Excessive regulation of boat docks

by Alli Swenning
(Milford Iowa USA)

Visitor Question: Our dock (considered as one) has two hoists on it. We have been using it this way since we've lived here (20 plus years). Now, our City Council is enacting an ordinance that states it is allowing only one hoist per dock. We have an additional issue that makes this situation unique.

Our dock and hoists are on a public access area. Paragraph two of said ordinance states, "No person shall be permitted more than (1) hoist space used for either (1) boat or (2) personal watercraft on city access areas. If found to have more than (1) hoist space for any (1) qualifying property, they will be required to correct the issue immediately or give up their city issued dock space.

Are we grandfathered in? This will be coming to a vote soon. Any assistance would be appreciated!

Editors Reply: First let us explain why we changed the title you gave your piece, which was "zoning bullying." The four of us who write for this website feel strongly that you will be more successful if you adopt a problem-solving approach with your city, rather than an adversarial approach. If you think and speak in terms of bullying, you are less likely to reach a satisfactory conclusion. Or to phrase it differently, since you are from the U.S. Midwest, you might understand the expression, "You catch more flies with honey than with vinegar."

Now let's look at the next part of the title you wrote, which is "zoning." You should probably determine whether this proposed change is an actual amendment to the zoning ordinance, or whether it is a free-standing ordinance. The differences will be the amount of public scrutiny the proposed change will receive, whether or not you may apply for a zoning variance if enacted, and how the change will be enforced. Zoning ordinance amendments almost always go through a public hearing before a planning and zoning commission (which might be called something else), which then has an advisory role to the City Council. But from some of the things you wrote, it seems like this might be a free-standing ordinance that the City Council itself has originated. Knowing the difference will affect your strategy.
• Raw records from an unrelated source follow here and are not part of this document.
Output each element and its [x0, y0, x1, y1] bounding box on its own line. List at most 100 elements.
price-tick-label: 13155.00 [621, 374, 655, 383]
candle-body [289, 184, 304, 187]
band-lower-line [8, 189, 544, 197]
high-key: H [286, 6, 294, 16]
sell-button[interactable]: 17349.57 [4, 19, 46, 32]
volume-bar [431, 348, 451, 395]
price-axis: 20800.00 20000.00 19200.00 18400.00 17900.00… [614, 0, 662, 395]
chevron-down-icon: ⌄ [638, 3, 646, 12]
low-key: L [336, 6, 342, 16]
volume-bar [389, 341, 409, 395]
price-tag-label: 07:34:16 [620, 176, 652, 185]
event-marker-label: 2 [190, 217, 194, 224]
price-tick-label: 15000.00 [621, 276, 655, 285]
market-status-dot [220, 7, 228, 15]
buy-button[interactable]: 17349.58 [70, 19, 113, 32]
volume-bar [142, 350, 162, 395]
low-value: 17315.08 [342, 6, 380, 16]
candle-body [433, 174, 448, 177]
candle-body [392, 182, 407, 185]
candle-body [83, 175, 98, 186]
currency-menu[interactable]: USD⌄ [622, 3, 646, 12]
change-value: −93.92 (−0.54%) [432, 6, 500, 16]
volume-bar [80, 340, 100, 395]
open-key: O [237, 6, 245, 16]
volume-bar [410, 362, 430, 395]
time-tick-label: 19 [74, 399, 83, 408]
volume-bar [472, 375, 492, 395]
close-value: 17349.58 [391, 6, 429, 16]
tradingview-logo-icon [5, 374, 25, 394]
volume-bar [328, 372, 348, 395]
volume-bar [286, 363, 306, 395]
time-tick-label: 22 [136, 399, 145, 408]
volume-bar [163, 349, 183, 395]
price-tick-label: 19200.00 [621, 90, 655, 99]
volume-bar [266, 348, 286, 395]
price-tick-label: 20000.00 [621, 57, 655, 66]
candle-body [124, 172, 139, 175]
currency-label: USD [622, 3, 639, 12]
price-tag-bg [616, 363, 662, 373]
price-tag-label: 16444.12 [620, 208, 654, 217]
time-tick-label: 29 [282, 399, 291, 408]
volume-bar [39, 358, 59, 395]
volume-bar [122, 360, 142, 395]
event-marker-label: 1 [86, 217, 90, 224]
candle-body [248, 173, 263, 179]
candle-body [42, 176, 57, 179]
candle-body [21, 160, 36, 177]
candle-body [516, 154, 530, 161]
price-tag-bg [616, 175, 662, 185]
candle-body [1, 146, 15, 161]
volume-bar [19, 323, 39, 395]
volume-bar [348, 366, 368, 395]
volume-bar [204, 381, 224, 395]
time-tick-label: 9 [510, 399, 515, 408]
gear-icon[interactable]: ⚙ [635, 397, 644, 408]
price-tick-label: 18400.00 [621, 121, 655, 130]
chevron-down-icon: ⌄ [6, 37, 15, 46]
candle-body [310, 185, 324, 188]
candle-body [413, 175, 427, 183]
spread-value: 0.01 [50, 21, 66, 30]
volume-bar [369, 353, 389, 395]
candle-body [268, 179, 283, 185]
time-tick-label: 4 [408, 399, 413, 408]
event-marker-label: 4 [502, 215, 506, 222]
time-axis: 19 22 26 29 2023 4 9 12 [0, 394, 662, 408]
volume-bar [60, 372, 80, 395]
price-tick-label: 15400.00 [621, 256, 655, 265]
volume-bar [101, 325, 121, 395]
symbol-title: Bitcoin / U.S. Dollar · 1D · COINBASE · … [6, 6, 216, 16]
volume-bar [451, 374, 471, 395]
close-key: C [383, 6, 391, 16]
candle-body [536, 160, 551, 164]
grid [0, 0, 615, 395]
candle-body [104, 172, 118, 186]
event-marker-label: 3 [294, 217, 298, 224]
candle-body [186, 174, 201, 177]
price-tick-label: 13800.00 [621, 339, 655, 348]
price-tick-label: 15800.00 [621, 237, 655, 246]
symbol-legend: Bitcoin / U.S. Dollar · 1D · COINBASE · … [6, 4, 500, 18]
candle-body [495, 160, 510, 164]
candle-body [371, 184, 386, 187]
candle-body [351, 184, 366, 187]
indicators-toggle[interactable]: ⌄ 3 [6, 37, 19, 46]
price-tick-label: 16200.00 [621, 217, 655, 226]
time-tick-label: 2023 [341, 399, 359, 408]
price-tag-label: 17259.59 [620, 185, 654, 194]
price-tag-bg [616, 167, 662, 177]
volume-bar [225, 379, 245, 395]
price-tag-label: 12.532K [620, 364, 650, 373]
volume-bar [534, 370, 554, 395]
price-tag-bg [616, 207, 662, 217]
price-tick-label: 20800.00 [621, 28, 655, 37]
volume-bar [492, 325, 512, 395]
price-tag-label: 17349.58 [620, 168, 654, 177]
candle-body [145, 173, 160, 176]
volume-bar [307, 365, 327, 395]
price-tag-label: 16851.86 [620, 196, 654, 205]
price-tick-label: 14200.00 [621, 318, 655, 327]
If indeed this could be characterized as a definitional change in the zoning ordinance, you might want to refer to our page about opposing a rezoning. Although that is written from the perspective of helping people organize to oppose a zoning map change instead of zoning text change, the process explanations there may help.

Regardless of the different processes that may apply, try to find out what has caused the City Council to consider this change. Was there a problem or abuse that they are trying to correct? Did some expert come along to tell them this is the way their zoning (or other) ordinance should read? Was one person complaining about your hoists, or else's hoists or boat lift? Is there some sort of practical problem or inconvenience on the lake that is causing them to consider such a measure?

Especially in a small city, there is often an over-reaction to a specific problem. If you can find out how this issue arose, you may be able to think of alternative solutions to the problem at hand that wouldn't involve your losing what you have enjoyed for 20 years. Your understanding of local conditions and boating culture would be helpful in creating a better way to address any real or imagined issue.

Now let's talk about your question about grandfathering. For other readers who may be following along, "grandfathering" in zoning and other types of community development regulation refers to allowing something to continue to exist even after after a law is passed that prohibits that condition.

From the second paragraph of the ordinance, which you quoted, it certainly seems as if they do not plan to grandfather your existing hoist on a public access area. The outrageous part to us is that they don't even intend to allow you a phase-out time, and that you will have to comply "immediately."

Not only that, but at least in the part that you quoted, there is no hint of monetary compensation there for the fact that they are requiring removal of something of monetary value. If we could compare this to something else that happens in some cities under the zoning ordinance, sometimes signs that are nonconforming to the zoning ordinance are required to be removed--but even then, there is usually a period of years that those signs are allowed to remain.

So your city is being pretty strict. Find out why before you decide exactly what you want to do about it, and maybe you can turn yourself into a problem-solver rather than someone that the City Council regards as a self-interested pest.

If the "reasons" they present seem like some City Councilperson is being self-serving, trying to use influence to help a friend or relative, or just silly, you certainly have the option for a civil suit. This might especially be true if an elected official has a personal vendetta against you or your family. Local governments are likely to escape big financial judgments in civil suits, but are somewhat vulnerable to injunctions and even criticisms from judges.

Lastly, as we often do, we urge you not to try to fight this by yourself. Encourage other boat owners to go with you physically to the meeting, to sign letters or petitions, to take to social media, or to contact lawmakers personally. Cities are usually more responsive when groups of citizens oppose something than when one person objects.